Gino Sitson
Originaire du Cameroun, Gino Sitson est un objet vocal non identifié (comme il aime à se décrire). Après avoir conquis les clubs parisiens, le voici maintenant à l'attaque de ceux de la Grosse Pomme. Nous étions à The Jazz Gallery il y a quelques temps et nous n'oublierons pas la prestation de celui qui sort son deuxième album Song Zin' et qui voit déjà se profiler un destin fort prometteur.
Un Camerounais à New York
Originaire du Cameroun, Gino Sitson est un objet vocal non identifié (comme il aime à se décrire). Après avoir conquis les clubs parisiens, le voici maintenant à l'attaque de ceux de la Grosse Pomme. Nous étions à The Jazz Gallery il y a quelques temps et nous n'oublierons pas la prestation de celui qui sort son deuxième album Song Zin' et qui voit déjà se profiler un destin fort prometteur.
Sur les trottoirs downtown, « en bas de la ville » comme on dit ici, il reste encore un peu de neige. Ne me demandez pas pourquoi mais en sortant du métro, je me surprends à me demander quelle peut bien être en ce moment, la température en plein cœur de l'Afrique ? «Allez sois sympa, viens vendredi et tu ne seras pas déçue, ce mec-là, il sort tout droit de la lampe d'Aladin», qu'il disait Jim Eigo le producteur et figure du jazz-business new-yorkais depuis plus de 25 ans !… Le show est censé commencer à 21h et les mecs sont encore en train de répéter quand j'arrive. Ça sent l'amateurisme à plein nez, j'aurai mieux fait de rester au chaud devant la télé. Alors histoire de m'occuper, je jette un œil sur les photos posées au mur. Après tout, ça s'appelle « The Jazz Gallery ». Bingo ! J'ai bien choisi, je me suis assise juste sous la photo de Bud Powell. Sur le mur d'en face je reconnais Oscar Peterson, Sonny Rollins et quelques autres. Tout à coup : « Eh ! tu parles Français ? » - « Ben oui ! » - « Salut, moi c'est Gino Sitson. » Un petit bonhomme chemise rouge flamboyant et bonnet africain me sert la main avec un sourire façon « banane » qu'il fait bon partager dans une ville comme celle-ci. «Dans une minute on est sur scène et j'espère que l'on va t'envoyer de bonnes vibrations».

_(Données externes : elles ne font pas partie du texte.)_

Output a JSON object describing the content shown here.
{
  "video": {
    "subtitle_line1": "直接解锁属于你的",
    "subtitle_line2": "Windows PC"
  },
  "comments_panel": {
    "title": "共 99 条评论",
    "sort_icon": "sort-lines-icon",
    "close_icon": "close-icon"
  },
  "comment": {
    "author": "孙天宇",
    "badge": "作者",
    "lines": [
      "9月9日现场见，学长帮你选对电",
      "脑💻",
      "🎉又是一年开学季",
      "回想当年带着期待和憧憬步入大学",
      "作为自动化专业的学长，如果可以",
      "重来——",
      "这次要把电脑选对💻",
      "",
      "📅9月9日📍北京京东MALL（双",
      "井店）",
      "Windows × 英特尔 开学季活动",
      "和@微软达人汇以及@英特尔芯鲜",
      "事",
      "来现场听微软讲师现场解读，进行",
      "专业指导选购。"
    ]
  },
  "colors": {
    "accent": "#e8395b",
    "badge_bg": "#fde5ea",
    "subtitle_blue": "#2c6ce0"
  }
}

J'ai à peine le temps de mettre mon téléphone portable en position off que le directeur de la Gallery annonce déjà : «Ladies and gentlemen, please welcome Gino Sitson». Quelques timides applaudissements accueillent sur une scène qui n'en est pas une, ce vocaliste camerounais qui a parcouru la terre avec quelques grands noms comme Manu Dibango, Papa Wemba, Youssou N'Dour, et Jorge Ben pour ne citer qu'eux, avant d'être le Gino Sitson que je vous souhaite tous de découvrir comme j'ai eu la chance de la faire un vendredi soir, sous la neige new-yorkaise.

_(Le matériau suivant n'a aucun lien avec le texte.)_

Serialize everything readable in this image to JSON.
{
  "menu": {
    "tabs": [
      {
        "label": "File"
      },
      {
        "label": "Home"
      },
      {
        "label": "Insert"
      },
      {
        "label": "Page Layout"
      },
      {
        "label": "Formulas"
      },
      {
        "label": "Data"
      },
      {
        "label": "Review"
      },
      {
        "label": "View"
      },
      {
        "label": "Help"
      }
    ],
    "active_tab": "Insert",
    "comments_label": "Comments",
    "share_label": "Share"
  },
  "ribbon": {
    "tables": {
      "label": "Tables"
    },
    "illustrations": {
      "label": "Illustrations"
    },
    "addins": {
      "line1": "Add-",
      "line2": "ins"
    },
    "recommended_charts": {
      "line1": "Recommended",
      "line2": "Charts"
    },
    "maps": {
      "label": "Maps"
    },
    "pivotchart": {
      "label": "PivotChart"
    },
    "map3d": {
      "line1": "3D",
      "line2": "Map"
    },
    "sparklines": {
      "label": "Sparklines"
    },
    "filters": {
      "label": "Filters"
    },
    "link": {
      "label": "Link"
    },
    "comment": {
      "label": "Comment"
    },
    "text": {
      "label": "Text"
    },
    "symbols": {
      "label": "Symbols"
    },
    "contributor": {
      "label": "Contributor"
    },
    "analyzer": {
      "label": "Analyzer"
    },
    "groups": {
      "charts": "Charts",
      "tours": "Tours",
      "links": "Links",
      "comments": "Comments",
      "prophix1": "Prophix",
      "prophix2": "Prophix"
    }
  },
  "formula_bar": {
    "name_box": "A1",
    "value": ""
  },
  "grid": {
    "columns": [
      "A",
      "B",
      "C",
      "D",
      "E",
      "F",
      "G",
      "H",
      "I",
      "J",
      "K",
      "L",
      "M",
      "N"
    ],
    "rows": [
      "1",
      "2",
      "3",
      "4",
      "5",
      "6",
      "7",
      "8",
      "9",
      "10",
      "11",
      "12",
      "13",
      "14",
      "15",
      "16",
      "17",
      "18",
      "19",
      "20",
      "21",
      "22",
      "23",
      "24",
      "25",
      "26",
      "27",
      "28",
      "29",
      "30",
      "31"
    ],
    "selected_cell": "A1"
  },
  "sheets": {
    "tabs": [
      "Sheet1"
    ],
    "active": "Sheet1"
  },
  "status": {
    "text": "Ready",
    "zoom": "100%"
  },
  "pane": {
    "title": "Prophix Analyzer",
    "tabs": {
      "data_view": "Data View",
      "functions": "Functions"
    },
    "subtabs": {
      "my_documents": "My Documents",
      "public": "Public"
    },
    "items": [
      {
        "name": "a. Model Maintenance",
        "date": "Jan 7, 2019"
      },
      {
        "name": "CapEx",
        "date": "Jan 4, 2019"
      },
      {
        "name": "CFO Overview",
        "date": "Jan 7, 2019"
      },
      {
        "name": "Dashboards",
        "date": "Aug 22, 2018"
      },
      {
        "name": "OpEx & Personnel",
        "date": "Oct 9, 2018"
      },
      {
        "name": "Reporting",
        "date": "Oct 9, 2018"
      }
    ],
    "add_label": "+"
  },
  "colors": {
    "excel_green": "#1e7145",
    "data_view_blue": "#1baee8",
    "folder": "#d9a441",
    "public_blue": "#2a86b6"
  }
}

En medumba, l'un des dialectes parlés dans son pays natal le Cameroun, Gino Sitson nous invite à danser (Wô ou Wô), nous parle de sa nièce, (Lovely Dany Jo) dont il est si fier, et finit en beauté par un long solo « bucal ». Tapotant sa mâchoire pour en extraire des sons telle une batterie, je me revois soudainement quelques années auparavant sous une pluie toride au Théâtre Antique de Vienne dans l'Isère où à l'occasion du festival de Jazz, Bobby Mc Ferrin s'était mêlé à la foule et avait terminé son spectacle sous l'orage, par un exercice vocal identique. Mais revenons à notre « tempo », car ce poisson-là croyez-moi, il deviendra grand !

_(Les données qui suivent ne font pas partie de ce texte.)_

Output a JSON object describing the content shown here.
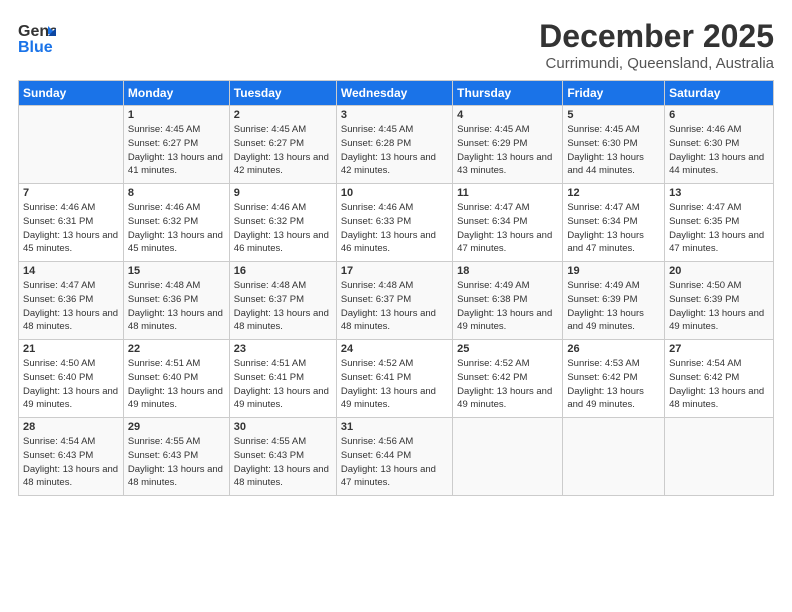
{
  "logo": {
    "line1": "General",
    "line2": "Blue"
  },
  "title": "December 2025",
  "subtitle": "Currimundi, Queensland, Australia",
  "days_header": [
    "Sunday",
    "Monday",
    "Tuesday",
    "Wednesday",
    "Thursday",
    "Friday",
    "Saturday"
  ],
  "weeks": [
    [
      {
        "day": "",
        "sunrise": "",
        "sunset": "",
        "daylight": ""
      },
      {
        "day": "1",
        "sunrise": "Sunrise: 4:45 AM",
        "sunset": "Sunset: 6:27 PM",
        "daylight": "Daylight: 13 hours and 41 minutes."
      },
      {
        "day": "2",
        "sunrise": "Sunrise: 4:45 AM",
        "sunset": "Sunset: 6:27 PM",
        "daylight": "Daylight: 13 hours and 42 minutes."
      },
      {
        "day": "3",
        "sunrise": "Sunrise: 4:45 AM",
        "sunset": "Sunset: 6:28 PM",
        "daylight": "Daylight: 13 hours and 42 minutes."
      },
      {
        "day": "4",
        "sunrise": "Sunrise: 4:45 AM",
        "sunset": "Sunset: 6:29 PM",
        "daylight": "Daylight: 13 hours and 43 minutes."
      },
      {
        "day": "5",
        "sunrise": "Sunrise: 4:45 AM",
        "sunset": "Sunset: 6:30 PM",
        "daylight": "Daylight: 13 hours and 44 minutes."
      },
      {
        "day": "6",
        "sunrise": "Sunrise: 4:46 AM",
        "sunset": "Sunset: 6:30 PM",
        "daylight": "Daylight: 13 hours and 44 minutes."
      }
    ],
    [
      {
        "day": "7",
        "sunrise": "Sunrise: 4:46 AM",
        "sunset": "Sunset: 6:31 PM",
        "daylight": "Daylight: 13 hours and 45 minutes."
      },
      {
        "day": "8",
        "sunrise": "Sunrise: 4:46 AM",
        "sunset": "Sunset: 6:32 PM",
        "daylight": "Daylight: 13 hours and 45 minutes."
      },
      {
        "day": "9",
        "sunrise": "Sunrise: 4:46 AM",
        "sunset": "Sunset: 6:32 PM",
        "daylight": "Daylight: 13 hours and 46 minutes."
      },
      {
        "day": "10",
        "sunrise": "Sunrise: 4:46 AM",
        "sunset": "Sunset: 6:33 PM",
        "daylight": "Daylight: 13 hours and 46 minutes."
      },
      {
        "day": "11",
        "sunrise": "Sunrise: 4:47 AM",
        "sunset": "Sunset: 6:34 PM",
        "daylight": "Daylight: 13 hours and 47 minutes."
      },
      {
        "day": "12",
        "sunrise": "Sunrise: 4:47 AM",
        "sunset": "Sunset: 6:34 PM",
        "daylight": "Daylight: 13 hours and 47 minutes."
      },
      {
        "day": "13",
        "sunrise": "Sunrise: 4:47 AM",
        "sunset": "Sunset: 6:35 PM",
        "daylight": "Daylight: 13 hours and 47 minutes."
      }
    ],
    [
      {
        "day": "14",
        "sunrise": "Sunrise: 4:47 AM",
        "sunset": "Sunset: 6:36 PM",
        "daylight": "Daylight: 13 hours and 48 minutes."
      },
      {
        "day": "15",
        "sunrise": "Sunrise: 4:48 AM",
        "sunset": "Sunset: 6:36 PM",
        "daylight": "Daylight: 13 hours and 48 minutes."
      },
      {
        "day": "16",
        "sunrise": "Sunrise: 4:48 AM",
        "sunset": "Sunset: 6:37 PM",
        "daylight": "Daylight: 13 hours and 48 minutes."
      },
      {
        "day": "17",
        "sunrise": "Sunrise: 4:48 AM",
        "sunset": "Sunset: 6:37 PM",
        "daylight": "Daylight: 13 hours and 48 minutes."
      },
      {
        "day": "18",
        "sunrise": "Sunrise: 4:49 AM",
        "sunset": "Sunset: 6:38 PM",
        "daylight": "Daylight: 13 hours and 49 minutes."
      },
      {
        "day": "19",
        "sunrise": "Sunrise: 4:49 AM",
        "sunset": "Sunset: 6:39 PM",
        "daylight": "Daylight: 13 hours and 49 minutes."
      },
      {
        "day": "20",
        "sunrise": "Sunrise: 4:50 AM",
        "sunset": "Sunset: 6:39 PM",
        "daylight": "Daylight: 13 hours and 49 minutes."
      }
    ],
    [
      {
        "day": "21",
        "sunrise": "Sunrise: 4:50 AM",
        "sunset": "Sunset: 6:40 PM",
        "daylight": "Daylight: 13 hours and 49 minutes."
      },
      {
        "day": "22",
        "sunrise": "Sunrise: 4:51 AM",
        "sunset": "Sunset: 6:40 PM",
        "daylight": "Daylight: 13 hours and 49 minutes."
      },
      {
        "day": "23",
        "sunrise": "Sunrise: 4:51 AM",
        "sunset": "Sunset: 6:41 PM",
        "daylight": "Daylight: 13 hours and 49 minutes."
      },
      {
        "day": "24",
        "sunrise": "Sunrise: 4:52 AM",
        "sunset": "Sunset: 6:41 PM",
        "daylight": "Daylight: 13 hours and 49 minutes."
      },
      {
        "day": "25",
        "sunrise": "Sunrise: 4:52 AM",
        "sunset": "Sunset: 6:42 PM",
        "daylight": "Daylight: 13 hours and 49 minutes."
      },
      {
        "day": "26",
        "sunrise": "Sunrise: 4:53 AM",
        "sunset": "Sunset: 6:42 PM",
        "daylight": "Daylight: 13 hours and 49 minutes."
      },
      {
        "day": "27",
        "sunrise": "Sunrise: 4:54 AM",
        "sunset": "Sunset: 6:42 PM",
        "daylight": "Daylight: 13 hours and 48 minutes."
      }
    ],
    [
      {
        "day": "28",
        "sunrise": "Sunrise: 4:54 AM",
        "sunset": "Sunset: 6:43 PM",
        "daylight": "Daylight: 13 hours and 48 minutes."
      },
      {
        "day": "29",
        "sunrise": "Sunrise: 4:55 AM",
        "sunset": "Sunset: 6:43 PM",
        "daylight": "Daylight: 13 hours and 48 minutes."
      },
      {
        "day": "30",
        "sunrise": "Sunrise: 4:55 AM",
        "sunset": "Sunset: 6:43 PM",
        "daylight": "Daylight: 13 hours and 48 minutes."
      },
      {
        "day": "31",
        "sunrise": "Sunrise: 4:56 AM",
        "sunset": "Sunset: 6:44 PM",
        "daylight": "Daylight: 13 hours and 47 minutes."
      },
      {
        "day": "",
        "sunrise": "",
        "sunset": "",
        "daylight": ""
      },
      {
        "day": "",
        "sunrise": "",
        "sunset": "",
        "daylight": ""
      },
      {
        "day": "",
        "sunrise": "",
        "sunset": "",
        "daylight": ""
      }
    ]
  ]
}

Je commence à peine à sentir la température monter que le même gars réapparaît pour annoncer cette fois ci : «Ladies and gentlemen, let's thanks Gino Sitson». Moralité, les bonnes choses ont toujours une fin et je me maudis d'être gourmande à ce point. Je plonge dans mon sac, rebranche mon téléphone, l'argent pour le taxi, les clés. let's go ! Je lève la tête et revoilà mon bonhomme chemise rouge, bonnet toujours en place, petites lunettes façon Gandhi plus que Lennon qui me dit : «Alors t'as aimé ?».
Il n'y a pas qu'à New York que les belles choses se réalisent. Mais je dois avouer que ce vendredi-là, au milieu des buildings, les vocalises de Gino Sitson ont résonné de telle façon qu'il ne m'a pas été difficile de croire à un miracle.